Objectants further contend that the Surrogate erred in finding that decedent executed only one original will because the ex-husband's testimony, which was credited by the Surrogate, was inconsistent and unreliable. We reject that contention. "A will may ... be revoked not only by means of a writing executed in the manner of a will, but by the testator's act of destroying it with revocatory intent ( EPTL 3–4.1[a][2][A][i] ), which act achieves the revocatory purpose even if there remain will duplicates outstanding" ( Lewis, 25 N.Y.3d at 462, 13 N.Y.S.3d 323, 34 N.E.3d 833 ; see Crossman, 95 N.Y. at 152 ). The fact that a testator has "revoked a will by destruction is strongly presumed where the will, although once possessed by the testator, cannot be found posthumously despite a thorough search" ( Lewis, 25 N.Y.3d at 462, 13 N.Y.S.3d 323, 34 N.E.3d 833 ; see e.g. Matter of Fox, 9 N.Y.2d 400, 407–408, 214 N.Y.S.2d 405, 174 N.E.2d 499 [1961] ; Matter of Staiger, 243 N.Y. 468, 472, 154 N.E. 312 [1926] ). "The presumption, once raised, ‘stands in the place of positive proof’ ... and must be rebutted by the will's proponent as a condition of probate" ( Lewis, 25 N.Y.3d at 462, 13 N.Y.S.3d 323, 34 N.E.3d 833, quoting Staiger, 243 N.Y. at 472, 154 N.E. 312 ). Here, however, if petitioner could establish that decedent executed only one original will, he would "avoid ... the presumption of revocation which otherwise must control the outcome of this proceeding" ( Lewis, 25 N.Y.3d at 463, 13 N.Y.S.3d 323, 34 N.E.3d 833 ; see id. at 464, 13 N.Y.S.3d 323, 34 N.E.3d 833 [Pigott, J., concurring] ).

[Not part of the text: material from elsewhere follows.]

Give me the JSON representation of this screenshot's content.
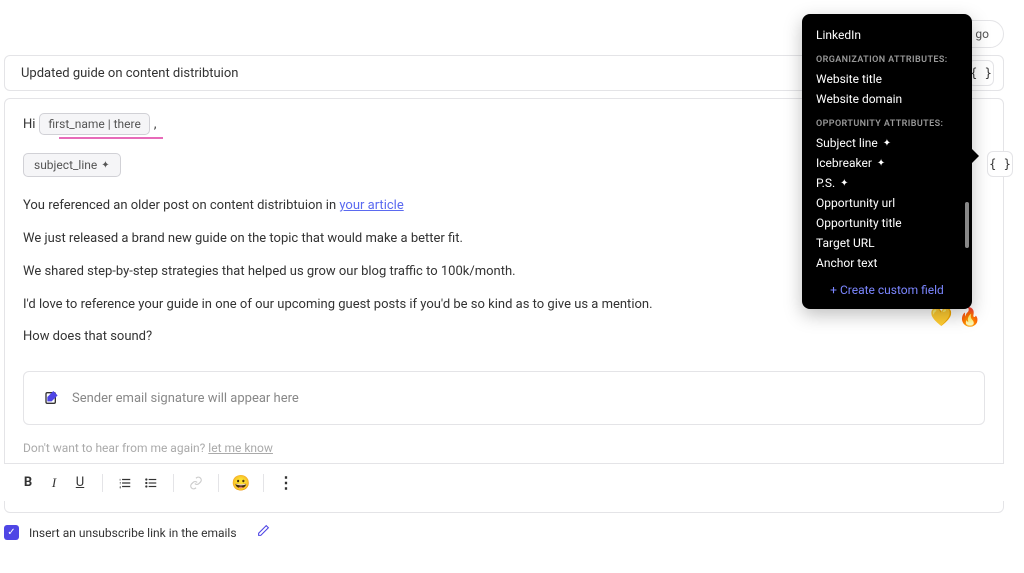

Upon our review of the record, we see no reason to disturb the Surrogate's findings, "which are entitled to great weight inasmuch as they hinged on the credibility" of the ex-husband, the sole witness to testify at the hearing ( Matter of Lee, 107 A.D.3d 1382, 1384, 966 N.Y.S.2d 629 [4th Dept. 2013] [internal quotation marks omitted]; see Matter of Witherill, 37 A.D.3d 879, 881, 828 N.Y.S.2d 722 [3d Dept. 2007] ). Contrary to objectants' contention, it cannot be said that the Surrogate erred in crediting the ex-husband's testimony that he and decedent each signed one original will, one original power of attorney, and one original health care proxy, and that the attorney's office made three photocopies of each of those estate planning documents. Despite the uncertainty with respect to the ex-husband's testimony at the initial hearing, his testimony at the hearing upon remittal unequivocally clarified that there was only one original of each of six estate planning documents, i.e., his will, power of attorney, and health care proxy, and decedent's will, power of attorney, and health care proxy. We conclude that the other instances of inconsistent testimony alleged by objectants have no bearing on the issue whether decedent executed only one original will and were otherwise adequately clarified by the ex-husband.
We have considered objectants' remaining contentions and conclude that they are without merit.
It is hereby ORDERED that the decree so appealed from is unanimously affirmed without costs.